‘These cars will get a lot of talk value beyond simply appearing on a car…’
(Liberty Headlines) Many a fan is quick to insist they do not like politics in their sports — no kneeling, no raised fists, no T-shirt messages. Just the game or event, please and thank you.
In NASCAR, the colorful paint schemes on the stock cars themselves have taken a decidedly political turn in recent weeks — and will again this weekend.
Corey LaJoie’s car will carry a scheme touting the re-election bid of President Donald Trump during Sunday’s Brickyard 400.
The Patriots of America PAC spent $350,000 for the political advertisement that will be seen by anyone who catches a glimpse of the No. 32 Ford on NBC.
Political ads are not unheard of in NASCAR.
“Let’s just say there’s been a lot of Corey LaJoie stories this week,” said Tom Jensen, manager of curatorial affairs for the NASCAR Hall of Fame. “Historically, I can tell you (NASCAR) sponsorship is a mixture of brand awareness, brand favorability and in some cases to move product directly.”
In February 2004, President George W. Bush attended the Daytona 500 while actively courting a swing-voter group his advisers dubbed “NASCAR dads.”
President Ronald Reagan celebrated Richard Petty’s final Cup victory at a post-race drivers picnic on July 4, 1984, and exactly eight years later President George H.W. Bush witnessed Petty’s final Cup start.
Bubba Wallace, the only Black driver in the Cup Series, helped persuade NASCAR to ban Confederate flags from its events less than two months ago.
He also ran Petty’s famed No. 43 car in a Black Lives Matter paint scheme that did not have a sponsor.
He also wore a T-shirt with the words “I can’t breathe.”
Mike Harmon Racing recently added the phrase #BackTheBlue, a reference to supporting police officers, to one of his Xfinity Series cars after running the message Blue Lives Matter earlier this season.
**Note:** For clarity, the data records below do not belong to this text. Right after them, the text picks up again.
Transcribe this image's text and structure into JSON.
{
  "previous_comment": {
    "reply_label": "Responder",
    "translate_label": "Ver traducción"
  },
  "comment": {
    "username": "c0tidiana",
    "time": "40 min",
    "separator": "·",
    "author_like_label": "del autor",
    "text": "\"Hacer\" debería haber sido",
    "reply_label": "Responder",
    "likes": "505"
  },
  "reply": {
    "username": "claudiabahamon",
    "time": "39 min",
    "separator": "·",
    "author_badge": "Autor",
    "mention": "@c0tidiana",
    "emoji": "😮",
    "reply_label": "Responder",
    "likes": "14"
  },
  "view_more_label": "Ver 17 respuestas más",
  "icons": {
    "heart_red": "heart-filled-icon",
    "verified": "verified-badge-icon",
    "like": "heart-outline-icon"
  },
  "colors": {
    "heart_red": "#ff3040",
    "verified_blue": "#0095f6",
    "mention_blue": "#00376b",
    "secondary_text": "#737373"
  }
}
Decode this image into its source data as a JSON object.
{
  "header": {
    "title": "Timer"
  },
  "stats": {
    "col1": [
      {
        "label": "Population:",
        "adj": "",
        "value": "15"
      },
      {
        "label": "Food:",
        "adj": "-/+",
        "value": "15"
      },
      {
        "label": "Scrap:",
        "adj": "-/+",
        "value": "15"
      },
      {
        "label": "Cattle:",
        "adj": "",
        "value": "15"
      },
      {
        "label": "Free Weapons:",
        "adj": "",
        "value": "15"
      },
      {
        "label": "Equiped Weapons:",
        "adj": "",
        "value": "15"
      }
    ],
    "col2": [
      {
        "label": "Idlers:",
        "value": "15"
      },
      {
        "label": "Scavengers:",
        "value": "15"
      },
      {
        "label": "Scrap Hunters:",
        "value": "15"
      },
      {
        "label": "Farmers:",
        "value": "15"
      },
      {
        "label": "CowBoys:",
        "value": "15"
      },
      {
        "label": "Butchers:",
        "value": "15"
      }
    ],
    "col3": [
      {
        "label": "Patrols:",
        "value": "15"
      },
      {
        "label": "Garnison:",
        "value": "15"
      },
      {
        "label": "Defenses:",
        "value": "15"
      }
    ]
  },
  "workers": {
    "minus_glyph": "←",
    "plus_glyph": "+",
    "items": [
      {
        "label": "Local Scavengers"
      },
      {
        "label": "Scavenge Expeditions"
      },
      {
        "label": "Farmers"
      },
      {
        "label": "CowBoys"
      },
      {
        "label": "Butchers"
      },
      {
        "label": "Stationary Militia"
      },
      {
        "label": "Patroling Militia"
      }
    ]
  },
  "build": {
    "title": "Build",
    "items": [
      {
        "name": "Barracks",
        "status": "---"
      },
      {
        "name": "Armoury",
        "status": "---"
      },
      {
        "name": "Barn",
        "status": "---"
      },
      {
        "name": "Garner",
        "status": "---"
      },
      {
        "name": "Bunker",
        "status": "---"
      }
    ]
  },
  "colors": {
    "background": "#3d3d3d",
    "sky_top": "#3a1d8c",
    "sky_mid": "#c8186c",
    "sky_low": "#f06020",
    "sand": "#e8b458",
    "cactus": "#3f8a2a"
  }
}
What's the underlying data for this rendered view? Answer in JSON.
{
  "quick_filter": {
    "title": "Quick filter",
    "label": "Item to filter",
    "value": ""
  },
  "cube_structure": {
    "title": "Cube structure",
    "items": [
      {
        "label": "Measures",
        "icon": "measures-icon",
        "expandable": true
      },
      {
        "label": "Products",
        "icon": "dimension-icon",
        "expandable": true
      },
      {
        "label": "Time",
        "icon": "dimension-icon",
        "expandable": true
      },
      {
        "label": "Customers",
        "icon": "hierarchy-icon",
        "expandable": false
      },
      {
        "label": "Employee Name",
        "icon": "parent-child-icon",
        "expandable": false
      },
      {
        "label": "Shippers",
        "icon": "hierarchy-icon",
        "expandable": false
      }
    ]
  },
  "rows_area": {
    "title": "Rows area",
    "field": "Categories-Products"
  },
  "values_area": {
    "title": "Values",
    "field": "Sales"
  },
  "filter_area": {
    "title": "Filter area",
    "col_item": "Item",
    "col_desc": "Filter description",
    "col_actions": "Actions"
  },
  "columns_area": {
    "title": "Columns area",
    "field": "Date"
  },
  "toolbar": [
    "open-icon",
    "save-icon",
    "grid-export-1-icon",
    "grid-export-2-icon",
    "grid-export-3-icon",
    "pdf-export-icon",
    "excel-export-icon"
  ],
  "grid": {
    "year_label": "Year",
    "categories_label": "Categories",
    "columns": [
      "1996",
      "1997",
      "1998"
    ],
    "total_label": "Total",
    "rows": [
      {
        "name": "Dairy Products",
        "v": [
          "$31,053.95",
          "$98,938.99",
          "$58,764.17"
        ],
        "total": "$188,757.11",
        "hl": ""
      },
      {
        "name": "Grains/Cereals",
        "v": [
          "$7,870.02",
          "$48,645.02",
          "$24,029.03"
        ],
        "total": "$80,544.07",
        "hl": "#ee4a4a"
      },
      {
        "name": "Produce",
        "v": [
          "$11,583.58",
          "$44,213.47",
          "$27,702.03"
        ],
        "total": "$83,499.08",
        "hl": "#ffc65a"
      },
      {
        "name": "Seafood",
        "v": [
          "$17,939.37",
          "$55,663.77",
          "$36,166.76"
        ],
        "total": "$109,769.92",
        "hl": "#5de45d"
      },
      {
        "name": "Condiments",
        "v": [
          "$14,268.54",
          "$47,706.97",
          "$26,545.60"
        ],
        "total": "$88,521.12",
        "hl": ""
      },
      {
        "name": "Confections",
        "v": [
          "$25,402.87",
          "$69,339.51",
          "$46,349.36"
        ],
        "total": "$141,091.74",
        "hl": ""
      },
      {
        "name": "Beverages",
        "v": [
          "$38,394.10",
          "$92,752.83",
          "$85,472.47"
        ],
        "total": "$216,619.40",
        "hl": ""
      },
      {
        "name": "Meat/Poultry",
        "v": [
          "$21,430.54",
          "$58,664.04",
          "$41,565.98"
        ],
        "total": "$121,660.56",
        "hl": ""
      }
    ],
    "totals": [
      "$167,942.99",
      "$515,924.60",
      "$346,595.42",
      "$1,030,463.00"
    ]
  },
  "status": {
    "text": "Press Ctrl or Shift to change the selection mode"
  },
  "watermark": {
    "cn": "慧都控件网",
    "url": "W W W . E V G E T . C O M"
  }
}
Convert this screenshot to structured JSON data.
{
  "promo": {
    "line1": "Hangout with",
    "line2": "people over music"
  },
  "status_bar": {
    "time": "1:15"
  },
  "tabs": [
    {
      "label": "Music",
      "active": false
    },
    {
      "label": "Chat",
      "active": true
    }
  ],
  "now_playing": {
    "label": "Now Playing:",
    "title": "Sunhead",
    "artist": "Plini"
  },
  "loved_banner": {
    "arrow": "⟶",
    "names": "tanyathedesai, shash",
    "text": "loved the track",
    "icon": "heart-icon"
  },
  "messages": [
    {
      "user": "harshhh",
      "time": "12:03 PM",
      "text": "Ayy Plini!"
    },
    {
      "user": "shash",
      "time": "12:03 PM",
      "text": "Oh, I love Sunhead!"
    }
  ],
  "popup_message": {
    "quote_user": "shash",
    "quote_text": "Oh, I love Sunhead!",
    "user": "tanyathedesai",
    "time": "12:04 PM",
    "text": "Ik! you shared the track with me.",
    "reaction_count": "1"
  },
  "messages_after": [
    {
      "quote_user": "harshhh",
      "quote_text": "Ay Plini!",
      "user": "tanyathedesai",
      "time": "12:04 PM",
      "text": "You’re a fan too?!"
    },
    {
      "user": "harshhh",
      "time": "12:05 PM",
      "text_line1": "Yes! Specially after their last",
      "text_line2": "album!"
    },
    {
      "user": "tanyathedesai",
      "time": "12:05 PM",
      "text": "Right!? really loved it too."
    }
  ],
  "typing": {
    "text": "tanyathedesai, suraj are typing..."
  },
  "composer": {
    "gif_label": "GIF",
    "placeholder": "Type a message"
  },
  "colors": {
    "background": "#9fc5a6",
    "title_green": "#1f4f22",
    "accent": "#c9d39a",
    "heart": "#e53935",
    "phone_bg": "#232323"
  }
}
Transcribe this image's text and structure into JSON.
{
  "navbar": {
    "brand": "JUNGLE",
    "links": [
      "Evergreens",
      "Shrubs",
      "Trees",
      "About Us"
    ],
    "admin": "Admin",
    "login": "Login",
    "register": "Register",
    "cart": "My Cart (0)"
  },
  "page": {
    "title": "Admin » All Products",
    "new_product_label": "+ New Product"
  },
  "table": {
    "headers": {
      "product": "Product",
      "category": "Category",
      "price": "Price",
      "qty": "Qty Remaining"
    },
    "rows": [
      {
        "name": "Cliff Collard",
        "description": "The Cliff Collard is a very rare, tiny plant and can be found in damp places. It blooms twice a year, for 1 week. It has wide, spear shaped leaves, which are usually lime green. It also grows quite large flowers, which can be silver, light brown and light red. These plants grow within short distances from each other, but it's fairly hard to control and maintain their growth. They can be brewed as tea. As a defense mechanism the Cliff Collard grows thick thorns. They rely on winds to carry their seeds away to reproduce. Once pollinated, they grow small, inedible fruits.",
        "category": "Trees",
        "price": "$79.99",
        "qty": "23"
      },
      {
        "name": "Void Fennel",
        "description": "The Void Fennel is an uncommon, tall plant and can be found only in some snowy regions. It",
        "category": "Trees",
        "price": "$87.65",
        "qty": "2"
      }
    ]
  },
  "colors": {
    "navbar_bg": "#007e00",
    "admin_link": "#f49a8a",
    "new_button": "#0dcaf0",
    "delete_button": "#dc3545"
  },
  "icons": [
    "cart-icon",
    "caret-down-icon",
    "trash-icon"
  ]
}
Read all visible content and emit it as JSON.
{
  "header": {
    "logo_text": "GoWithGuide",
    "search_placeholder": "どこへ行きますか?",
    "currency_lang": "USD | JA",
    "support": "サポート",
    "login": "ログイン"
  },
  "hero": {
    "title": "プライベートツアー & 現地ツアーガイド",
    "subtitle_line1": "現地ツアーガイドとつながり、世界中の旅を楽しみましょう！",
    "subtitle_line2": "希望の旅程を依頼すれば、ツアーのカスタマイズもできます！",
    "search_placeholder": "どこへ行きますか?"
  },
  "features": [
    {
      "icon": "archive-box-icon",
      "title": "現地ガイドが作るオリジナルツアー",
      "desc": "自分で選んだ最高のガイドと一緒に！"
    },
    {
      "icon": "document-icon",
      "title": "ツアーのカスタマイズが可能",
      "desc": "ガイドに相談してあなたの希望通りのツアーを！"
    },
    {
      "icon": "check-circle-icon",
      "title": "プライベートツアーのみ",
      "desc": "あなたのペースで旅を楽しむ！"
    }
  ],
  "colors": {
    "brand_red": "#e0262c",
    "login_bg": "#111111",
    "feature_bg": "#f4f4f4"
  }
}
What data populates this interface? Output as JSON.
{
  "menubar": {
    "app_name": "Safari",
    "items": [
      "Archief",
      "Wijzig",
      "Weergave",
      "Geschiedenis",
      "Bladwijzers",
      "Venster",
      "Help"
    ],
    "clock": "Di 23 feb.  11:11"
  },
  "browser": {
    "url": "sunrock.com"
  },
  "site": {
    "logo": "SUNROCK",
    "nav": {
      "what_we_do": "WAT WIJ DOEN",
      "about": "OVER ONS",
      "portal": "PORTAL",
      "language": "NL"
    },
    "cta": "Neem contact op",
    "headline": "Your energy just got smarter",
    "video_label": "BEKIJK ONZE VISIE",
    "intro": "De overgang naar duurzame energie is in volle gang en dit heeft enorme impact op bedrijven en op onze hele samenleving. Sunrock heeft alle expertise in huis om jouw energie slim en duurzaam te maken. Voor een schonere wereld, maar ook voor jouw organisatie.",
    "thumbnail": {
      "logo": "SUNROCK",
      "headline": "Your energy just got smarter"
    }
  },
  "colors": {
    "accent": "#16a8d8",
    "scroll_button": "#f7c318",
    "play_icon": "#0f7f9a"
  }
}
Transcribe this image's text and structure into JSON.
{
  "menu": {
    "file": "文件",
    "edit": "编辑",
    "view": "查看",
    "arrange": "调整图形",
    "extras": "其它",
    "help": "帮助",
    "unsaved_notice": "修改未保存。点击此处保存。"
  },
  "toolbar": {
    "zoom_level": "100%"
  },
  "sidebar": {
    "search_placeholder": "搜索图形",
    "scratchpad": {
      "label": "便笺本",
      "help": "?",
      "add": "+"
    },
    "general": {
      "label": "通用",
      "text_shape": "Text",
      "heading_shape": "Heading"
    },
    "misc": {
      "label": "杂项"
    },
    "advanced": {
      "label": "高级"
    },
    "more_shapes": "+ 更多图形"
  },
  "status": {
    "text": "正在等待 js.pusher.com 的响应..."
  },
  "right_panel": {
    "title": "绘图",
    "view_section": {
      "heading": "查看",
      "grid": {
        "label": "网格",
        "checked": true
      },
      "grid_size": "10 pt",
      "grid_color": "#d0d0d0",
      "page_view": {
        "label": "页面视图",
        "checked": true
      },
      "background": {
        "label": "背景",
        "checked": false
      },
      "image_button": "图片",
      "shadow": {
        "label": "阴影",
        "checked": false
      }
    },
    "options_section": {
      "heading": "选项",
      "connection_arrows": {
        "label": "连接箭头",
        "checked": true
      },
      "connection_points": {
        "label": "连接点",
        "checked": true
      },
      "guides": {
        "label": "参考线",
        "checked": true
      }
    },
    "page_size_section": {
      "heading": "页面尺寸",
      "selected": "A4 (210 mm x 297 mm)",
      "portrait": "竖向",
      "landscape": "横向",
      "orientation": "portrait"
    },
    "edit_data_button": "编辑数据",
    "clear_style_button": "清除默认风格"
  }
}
On Saturday, both of Harmon’s Xfinity cars will carry #StandForTheFlag and We Stand, a move that comes less than a month after NASCAR eliminated a rule that asked race teams to stand, hand over heart, during the national anthem.
Harmon said this week’s theme is about patriotism and is not a critique of NASCAR, which must approve all paint schemes, or any other views. Repairedvehicles.com is the sponsor.
“It’s just our belief,” Harmon said Friday. “I’ve met so many people who have been injured, that have lifetime injuries because they were fighting for our country, fighting for the flag and this is the least we can do for them and for our country.”
LaJoie’s red, white and blue car for Go FAS Racing will carry Trump 2020 in white lettering. The PAC also sponsored a Trump-themed Xfinity car earlier this year and appeared on LaJoie’s car last weekend as an associate sponsor.
Now, though, they will have a more prominent spot for the next nine races.
Trump has called the Black Lives Matter movement a “symbol of hate.”
“These cars will get a lot of talk value beyond simply appearing on a car,” said Jeff Richards, an advertising and public relations professor at Michigan State who was referring specifically to the cars driven by Wallace and LaJoie. “We also need to be aware that one or both of those probably will be subject to some negative remarks, too.”
All teams survive on sponsorship money.